Speaking of earnings -- and jobs -- the same unemployment report that set Wall Street to cheering Friday can be looked at from a glass half empty perspective as well. The new, lower unemployment level of 7.7 percent is the best number we've seen since the Great Recession ended. However, The Wall Street Journal points out that 7.7 percent is very close to the worst unemployment ever got (7.8 percent) in the 1991 recession. Our best number in years is within a whisker of the worst they faced back then.

The overall workforce participation rate -- the percentage of Americans currently earning wages at all -- currently stands at just 63.5 percent. According to the Bureau of Labor Statistics, that's much worse than what we saw in the 1991 recession. It's the lowest we've seen since the recession that hit during the Carter administration.

Little wonder, then, that according to the Bankrate survey, people are increasingly concerned about "job security." Friday's unemployment report may suggest that the jobs market is on the mend, but most people (59 percent) say they feel no more or less  confident in their employment situation today than they did a year ago. Among those polled whose opinions have changed, 23 percent said they feel "less secure today" than they did a year ago, versus 19 percent who feel more secure.

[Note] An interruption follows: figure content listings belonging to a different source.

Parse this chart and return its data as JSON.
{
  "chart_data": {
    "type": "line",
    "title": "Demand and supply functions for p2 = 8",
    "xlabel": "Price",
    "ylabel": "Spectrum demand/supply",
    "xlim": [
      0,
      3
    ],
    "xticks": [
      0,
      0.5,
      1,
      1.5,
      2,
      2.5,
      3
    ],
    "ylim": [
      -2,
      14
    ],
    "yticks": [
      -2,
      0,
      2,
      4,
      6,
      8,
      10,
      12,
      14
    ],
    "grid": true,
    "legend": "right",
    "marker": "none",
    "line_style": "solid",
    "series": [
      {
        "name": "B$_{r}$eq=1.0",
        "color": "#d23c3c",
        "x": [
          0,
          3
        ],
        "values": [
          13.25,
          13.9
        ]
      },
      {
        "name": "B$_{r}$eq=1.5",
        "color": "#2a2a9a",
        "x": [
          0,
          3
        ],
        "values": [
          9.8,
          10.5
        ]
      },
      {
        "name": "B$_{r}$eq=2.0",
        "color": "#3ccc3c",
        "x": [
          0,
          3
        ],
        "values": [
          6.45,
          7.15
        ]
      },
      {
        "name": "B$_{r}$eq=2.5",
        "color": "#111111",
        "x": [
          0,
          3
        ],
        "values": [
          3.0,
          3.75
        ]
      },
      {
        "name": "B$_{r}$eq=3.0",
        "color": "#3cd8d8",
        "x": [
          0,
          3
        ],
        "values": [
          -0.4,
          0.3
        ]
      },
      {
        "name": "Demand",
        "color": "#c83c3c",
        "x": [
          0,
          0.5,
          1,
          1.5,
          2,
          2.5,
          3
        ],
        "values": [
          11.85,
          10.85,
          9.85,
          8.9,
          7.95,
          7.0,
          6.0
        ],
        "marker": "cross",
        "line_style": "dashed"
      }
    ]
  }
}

That doesn't exactly jibe with the story that things are getting better.

It's great news for folks who own stocks, no doubt, and according to the Journal , more than 90 percent of people earning $100,000 or more do. But what about the rest of us? Fewer than 46 percent of Americans earning less than $50,000 are invested in the stock market -- and remember, "$50,000" is the average income in America today.

So yes, It turns out for the average American, things may not be getting better at all.